Authorities have discouraged the militants' departure to Ambon but have been unable to prevent them going because they were not armed when they boarded ships in Surabaya, East Java, to sail for the islands. About 3,000 militant recruits underwent military training in a camp near Jakarta last month. Mr Waileruni said seven houses in Mardika and around the Silo church had been torched.
Antara said two people were killed and 11 wounded in the first clashes late on Tuesday at the border separating the Mardhika and Batumerah areas. A further 21 were killed and 48 injured yesterday in similar violence nearby which triggered shooting by the security forces.
More than 2,500 people have been killed and hundreds of thousands have fled their homes in 16 months of sectarian clashes in Maluku province and neighbouring North Maluku, collectively known as the Spice Islands.
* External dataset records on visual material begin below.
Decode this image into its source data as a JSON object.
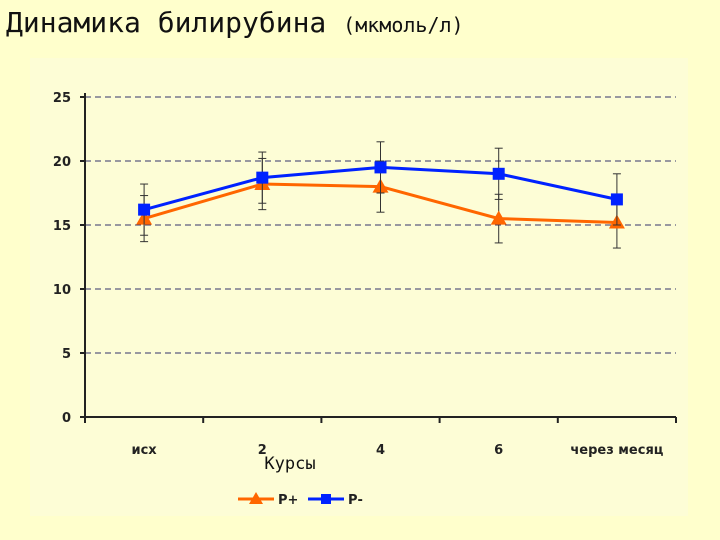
{
  "slide": {
    "title": "Динамика билирубина",
    "title_unit": "(мкмоль/л)"
  },
  "chart_data": {
    "type": "line",
    "title": "",
    "xlabel": "Курсы",
    "ylabel": "",
    "categories": [
      "исх",
      "2",
      "4",
      "6",
      "через месяц"
    ],
    "ylim": [
      0,
      25
    ],
    "yticks": [
      0,
      5,
      10,
      15,
      20,
      25
    ],
    "grid": true,
    "legend_position": "bottom",
    "series": [
      {
        "name": "Р+",
        "color": "#ff6600",
        "marker": "triangle",
        "values": [
          15.5,
          18.2,
          18.0,
          15.5,
          15.2
        ],
        "error": [
          1.8,
          2.0,
          2.0,
          1.9,
          2.0
        ]
      },
      {
        "name": "Р-",
        "color": "#0022ff",
        "marker": "square",
        "values": [
          16.2,
          18.7,
          19.5,
          19.0,
          17.0
        ],
        "error": [
          2.0,
          2.0,
          2.0,
          2.0,
          2.0
        ]
      }
    ]
  }
}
The strife is fuelled by old rivalries and more recent complaints by Christians that Muslim newcomers from other parts of Indonesia have been taking their jobs and are not respecting local customs. Before Tuesday there had been a sharp drop in sectarian violence in the islands.
The latest violence erupted after a young Christian man, identified as Nyong Ferdinandus, was killed by a truck in a hit- and-run accident. After the accident, rumours spread that a car, along with two passengers, had been torched. Soon afterwards Muslims and Christians started fighting in two districts of the city.